The lift rocks to a stop and Wei Ying leans back. It’s not abnormal for the lift to pause for someone struggling to get on or off the chair, but as the silence stretches, Wei Ying realizes this is some other problem entirely. Whether mechanical or human doesn’t really matter. They’re going to be sitting here for a while, it seems. 
The wind is soft through the trees, blowing powder off in small flurries. It’s cold enough that both Wei Ying and Lan Zhan have their faces covered, Lan Zhan with his actual brandname BUFF in midnight-blue merino wool, and Wei Ying with his 69-cent red bandana. 
The quiet is peaceful and, normally, Wei Ying might be content to just sit here with Lan Zhan and enjoy the company. He likes not having to fill the silence. Likes just being in the same space and not feeling like too little or too much. But there’s… something that’s been brewing between them and Wei Ying can’t think of a better opportunity to have this conversation. 
Still, it’s not easy to break the moment. Wei Ying kicks snow off his board as it dangles from his left foot before propping it back up on the toes of his right boot, preventing too much torque on his knee. There’s plenty of room for it on the four-seat chair with just the two of them. But it’s really just a procrastination. One that Lan Zhan seems to pick up on as he quirks his head to the side in question. 
“Lan Zhan,” Wei Ying starts, “we’re friends, right?”
“Mn.”
“Yeah? Good, good.” He leans forward on the restraint bar and ignores whatever look Lan Zhan gives him about it. “It’s more than that, though,” he says, “right? I’m not alone in this?”
“Wei Ying,” Lan Zhan says, somewhat muffled by the buff but sounding uncomfortable, or maybe just tired. But it’s not a no. It’s definitely not a no. 

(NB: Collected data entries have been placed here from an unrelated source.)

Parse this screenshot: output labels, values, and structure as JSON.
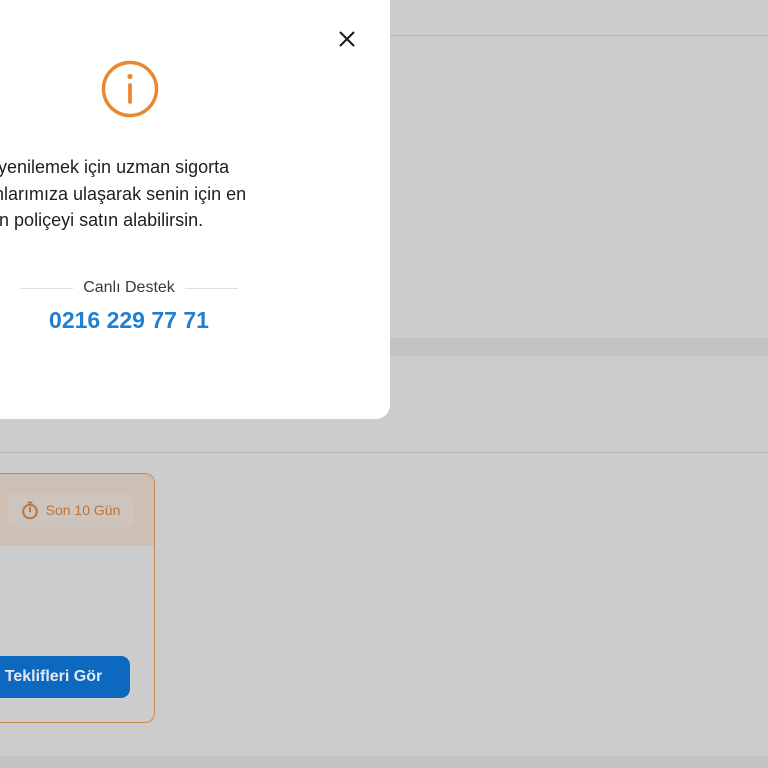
{
  "modal": {
    "message_lines": [
      "çeni yenilemek için uzman sigorta",
      "smanlarımıza ulaşarak senin için en",
      "uygun poliçeyi satın alabilirsin."
    ],
    "support_label": "Canlı Destek",
    "phone": "0216 229 77 71",
    "close_icon": "close-icon",
    "info_icon": "info-icon",
    "accent_color": "#e8892f",
    "phone_color": "#1f7fd1"
  },
  "policy_card": {
    "badge_label": "Son 10 Gün",
    "badge_icon": "stopwatch-icon",
    "cta_label": "Teklifleri Gör",
    "border_color": "#c78a4a",
    "cta_color": "#0d69bf"
  },
  "overlay": {
    "backdrop_color": "#cccccc"
  }
}
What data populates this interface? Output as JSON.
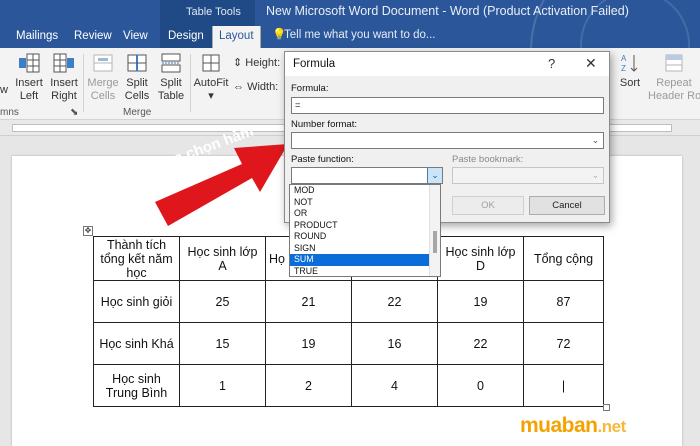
{
  "title_bar": {
    "context_label": "Table Tools",
    "document_title": "New Microsoft Word Document - Word (Product Activation Failed)",
    "tell_me": "Tell me what you want to do..."
  },
  "tabs": [
    "Mailings",
    "Review",
    "View",
    "Design",
    "Layout"
  ],
  "active_tab": "Layout",
  "ribbon": {
    "view_partial": "w",
    "insert_left": [
      "Insert",
      "Left"
    ],
    "insert_right": [
      "Insert",
      "Right"
    ],
    "merge_cells": [
      "Merge",
      "Cells"
    ],
    "split_cells": [
      "Split",
      "Cells"
    ],
    "split_table": [
      "Split",
      "Table"
    ],
    "autofit": "AutoFit",
    "height_label": "Height:",
    "width_label": "Width:",
    "sort": "Sort",
    "repeat_header": [
      "Repeat",
      "Header Row"
    ],
    "group_rows_partial": "mns",
    "group_merge": "Merge"
  },
  "dialog": {
    "title": "Formula",
    "help": "?",
    "close": "✕",
    "formula_label": "Formula:",
    "formula_value": "=",
    "number_format_label": "Number format:",
    "paste_function_label": "Paste function:",
    "paste_bookmark_label": "Paste bookmark:",
    "ok": "OK",
    "cancel": "Cancel",
    "functions": [
      "MOD",
      "NOT",
      "OR",
      "PRODUCT",
      "ROUND",
      "SIGN",
      "SUM",
      "TRUE"
    ],
    "selected_function": "SUM"
  },
  "annotation": "Lựa chọn hàm",
  "table": {
    "header": [
      "Thành tích tổng kết năm học",
      "Học sinh lớp A",
      "Họ",
      "",
      "Học sinh lớp D",
      "Tổng cộng"
    ],
    "rows": [
      [
        "Học sinh giỏi",
        "25",
        "21",
        "22",
        "19",
        "87"
      ],
      [
        "Học sinh Khá",
        "15",
        "19",
        "16",
        "22",
        "72"
      ],
      [
        "Học sinh Trung Bình",
        "1",
        "2",
        "4",
        "0",
        "|"
      ]
    ]
  },
  "watermark": {
    "main": "muaban",
    "suffix": ".net"
  },
  "colors": {
    "word_blue": "#2b579a",
    "selection": "#0a6dd9",
    "arrow_red": "#e0161d",
    "watermark": "#f5a200"
  }
}
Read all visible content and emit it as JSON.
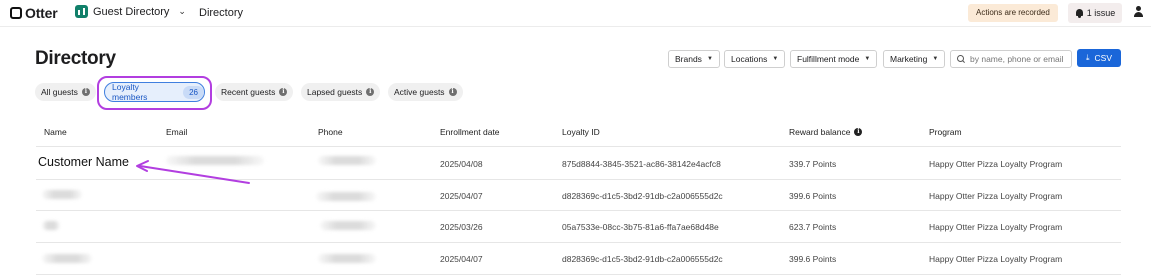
{
  "topbar": {
    "brand": "Otter",
    "app_name": "Guest Directory",
    "breadcrumb": "Directory",
    "recording_badge": "Actions are recorded",
    "issues_label": "1 issue"
  },
  "page": {
    "title": "Directory"
  },
  "filters": {
    "brands": "Brands",
    "locations": "Locations",
    "fulfillment": "Fulfillment mode",
    "marketing": "Marketing",
    "search_placeholder": "by name, phone or email",
    "csv_label": "CSV"
  },
  "segments": {
    "all": "All guests",
    "loyalty": "Loyalty members",
    "loyalty_count": "26",
    "recent": "Recent guests",
    "lapsed": "Lapsed guests",
    "active": "Active guests"
  },
  "table": {
    "headers": {
      "name": "Name",
      "email": "Email",
      "phone": "Phone",
      "enrollment": "Enrollment date",
      "loyalty_id": "Loyalty ID",
      "reward": "Reward balance",
      "program": "Program"
    },
    "rows": [
      {
        "name": "Customer Name",
        "enrollment": "2025/04/08",
        "loyalty_id": "875d8844-3845-3521-ac86-38142e4acfc8",
        "reward": "339.7 Points",
        "program": "Happy Otter Pizza Loyalty Program"
      },
      {
        "name": "",
        "enrollment": "2025/04/07",
        "loyalty_id": "d828369c-d1c5-3bd2-91db-c2a006555d2c",
        "reward": "399.6 Points",
        "program": "Happy Otter Pizza Loyalty Program"
      },
      {
        "name": "",
        "enrollment": "2025/03/26",
        "loyalty_id": "05a7533e-08cc-3b75-81a6-ffa7ae68d48e",
        "reward": "623.7 Points",
        "program": "Happy Otter Pizza Loyalty Program"
      },
      {
        "name": "",
        "enrollment": "2025/04/07",
        "loyalty_id": "d828369c-d1c5-3bd2-91db-c2a006555d2c",
        "reward": "399.6 Points",
        "program": "Happy Otter Pizza Loyalty Program"
      }
    ]
  },
  "colors": {
    "accent_blue": "#1a66d9",
    "annotation_purple": "#b23ee0",
    "brand_green": "#11806a"
  }
}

“Okay, so I’m not totally off base,” says Wei Ying with a smile Lan Zhan won’t be able to see, but he’ll be able to hear. “Are we gonna do something about it, then?”

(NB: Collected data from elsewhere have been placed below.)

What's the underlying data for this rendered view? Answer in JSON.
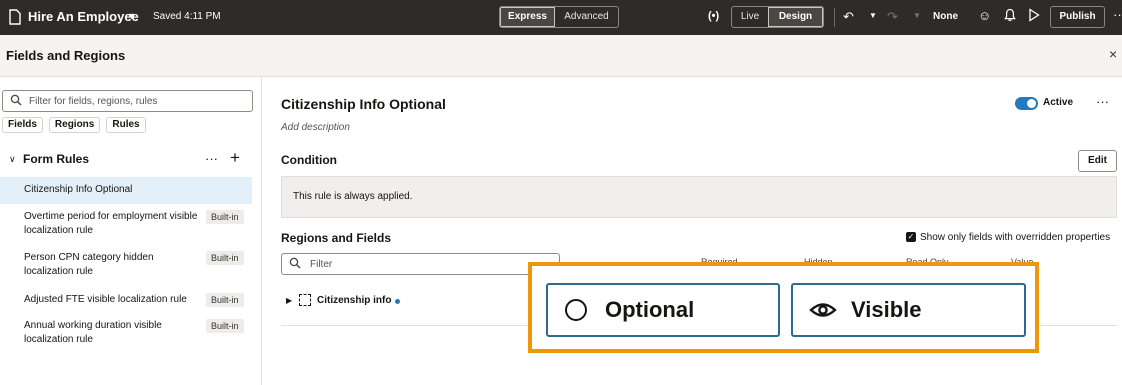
{
  "topbar": {
    "title": "Hire An Employee",
    "saved": "Saved 4:11 PM",
    "mode_options": [
      "Express",
      "Advanced"
    ],
    "mode_selected": "Express",
    "bracket_icon": "(•)",
    "view_options": [
      "Live",
      "Design"
    ],
    "view_selected": "Design",
    "none_label": "None",
    "publish_label": "Publish",
    "more_label": "··"
  },
  "panel": {
    "title": "Fields and Regions",
    "close_label": "×"
  },
  "left": {
    "search_placeholder": "Filter for fields, regions, rules",
    "chips": [
      "Fields",
      "Regions",
      "Rules"
    ],
    "form_rules_title": "Form Rules",
    "form_rules_more": "···",
    "form_rules_add": "+",
    "rules": [
      {
        "label": "Citizenship Info Optional",
        "badge": ""
      },
      {
        "label": "Overtime period for employment visible localization rule",
        "badge": "Built-in"
      },
      {
        "label": "Person CPN category hidden localization rule",
        "badge": "Built-in"
      },
      {
        "label": "Adjusted FTE visible localization rule",
        "badge": "Built-in"
      },
      {
        "label": "Annual working duration visible localization rule",
        "badge": "Built-in"
      }
    ]
  },
  "main": {
    "title": "Citizenship Info Optional",
    "description": "Add description",
    "active_label": "Active",
    "more_label": "···",
    "condition_heading": "Condition",
    "edit_label": "Edit",
    "condition_text": "This rule is always applied.",
    "regions_heading": "Regions and Fields",
    "show_only_label": "Show only fields with overridden properties",
    "filter_placeholder": "Filter",
    "column_headers": [
      "Required",
      "Hidden",
      "Read Only",
      "Value"
    ],
    "region_row_label": "Citizenship info"
  },
  "callout": {
    "optional_label": "Optional",
    "visible_label": "Visible"
  },
  "colors": {
    "topbar_bg": "#2e2b28",
    "accent": "#227bbf",
    "callout_border": "#f0950e",
    "pill_border": "#2c6a8f"
  }
}
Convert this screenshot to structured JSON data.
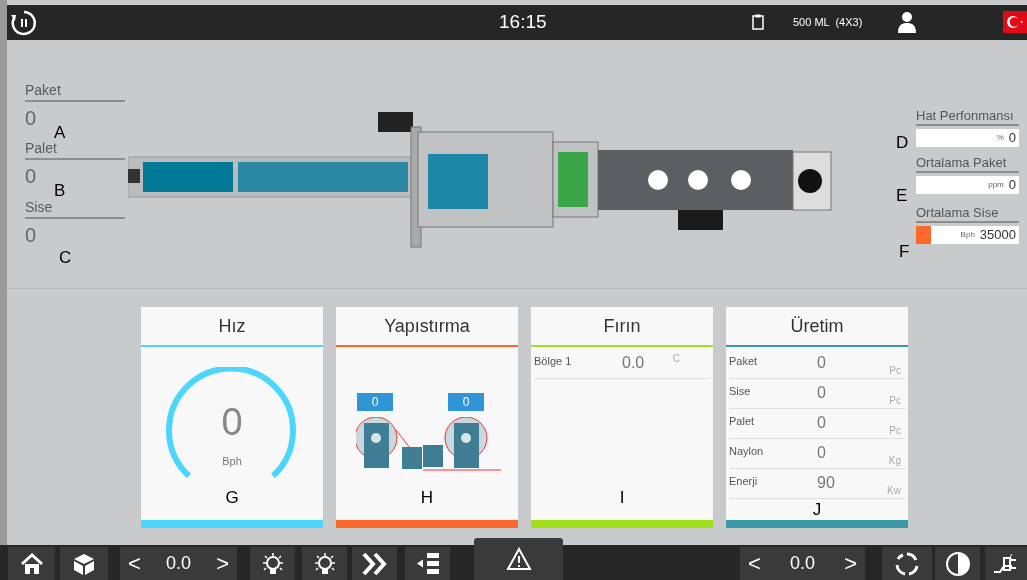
{
  "header": {
    "clock": "16:15",
    "product": "500 ML  (4X3)"
  },
  "counters": [
    {
      "label": "Paket",
      "value": "0",
      "marker": "A"
    },
    {
      "label": "Palet",
      "value": "0",
      "marker": "B"
    },
    {
      "label": "Sise",
      "value": "0",
      "marker": "C"
    }
  ],
  "metrics": [
    {
      "label": "Hat Perfonmansı",
      "unit": "%",
      "value": "0",
      "marker": "D"
    },
    {
      "label": "Ortalama Paket",
      "unit": "ppm",
      "value": "0",
      "marker": "E"
    },
    {
      "label": "Ortalama Sise",
      "unit": "Bph",
      "value": "35000",
      "marker": "F",
      "level": 0.15
    }
  ],
  "panels": [
    {
      "kind": "gauge",
      "title": "Hız",
      "color": "#4dd6fb",
      "value": "0",
      "unit": "Bph",
      "marker": "G"
    },
    {
      "kind": "glue",
      "title": "Yapıstırma",
      "color": "#fb6a2c",
      "values": [
        "0",
        "0"
      ],
      "marker": "H"
    },
    {
      "kind": "table",
      "title": "Fırın",
      "color": "#a4e01a",
      "rows": [
        {
          "label": "Bölge 1",
          "value": "0.0",
          "unit": "C"
        }
      ],
      "marker": "I"
    },
    {
      "kind": "table",
      "title": "Üretim",
      "color": "#3a9aa8",
      "rows": [
        {
          "label": "Paket",
          "value": "0",
          "unit": "Pc"
        },
        {
          "label": "Sise",
          "value": "0",
          "unit": "Pc"
        },
        {
          "label": "Palet",
          "value": "0",
          "unit": "Pc"
        },
        {
          "label": "Naylon",
          "value": "0",
          "unit": "Kg"
        },
        {
          "label": "Enerji",
          "value": "90",
          "unit": "Kw"
        }
      ],
      "marker": "J"
    }
  ],
  "footer": {
    "left_speed": {
      "decrease": "<",
      "value": "0.0",
      "increase": ">"
    },
    "right_speed": {
      "decrease": "<",
      "value": "0.0",
      "increase": ">"
    }
  }
}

Lan Zhan sighs and shakes his head, “Like what?”
Wei Ying thinks he can hear something like a smile in Lan Zhan’s voice, too. It spurs him on. 
"Oh, come on,” he says, teasing, “You've wanted to fuck me since you saw me with my sleeves rolled up, teching a pair of skis."
"No," says Lan Zhan with an abject dismissal that takes Wei Ying by surprise.
"No?"
"No,” he confirms, and then, “I've wanted to fuck you since you told me I had a ski pole stuck up my ass and inquired as to whether the basket was still attached."
Wei Ying feels his eyes go comically wide, "Lan Zhan!" He isn’t sure if he’s reacting more to the profanity or the confession. Both are delightful. 
“Mn.” 
It’s a smug confirmation and Wei Ying is living for it. 
“But I was such an ass!”
“There are,” Lan Zhan pauses, considering his words, twisting his poles with his fingers, “solutions to that problem.”
Wei Ying really hopes he means that the way he thinks he means that. 
“And yet, here we are,” he says, gesturing vaguely to the mountain and present time, “almost two months later and…?”
Lan Zhan’s voice turns serious, "You're my subordinate, Wei Ying."
"I am not. I mean, I could be if that's how you like to play."
"You are. You're my employee."
"We haven't been boss-and-employee for months now."
"We have." He’s calm, serene as always, but the words are heavy, emphatic. 
Wei Ying can’t accept it. He turns to face Lan Zhan as fully as he can, lifting his knee onto the chair. "You follow all of your employees under the rope?" he asks, voice goading.
"I --"
"You let all of your employees bully you into a three hour park session?"
"Wei Ying." 
"Every Thursday."
Lan Zhan shakes his head again. "That's not the point," he says quietly.
"What's not the point?"
"Don't you want to run Juniors' Club?"
That is not where Wei Ying thought this was going. "You think I'm trying to get a promotion by fucking you?"
"I don--"
"Or by you fucking me,” he amends, turning it into a joke. “Really, either way, I'm easy."
"Wei Ying." 
The chastisement in Lan Zhan’s voice is sharper this time, so Wei Ying stops. Changes tactics. Narrows his eyes, not that Lan Zhan can see them. 
"Is this a rules thing?"
"It is an HR violation," says Lan Zhan, like he’s finally back on solid ground. 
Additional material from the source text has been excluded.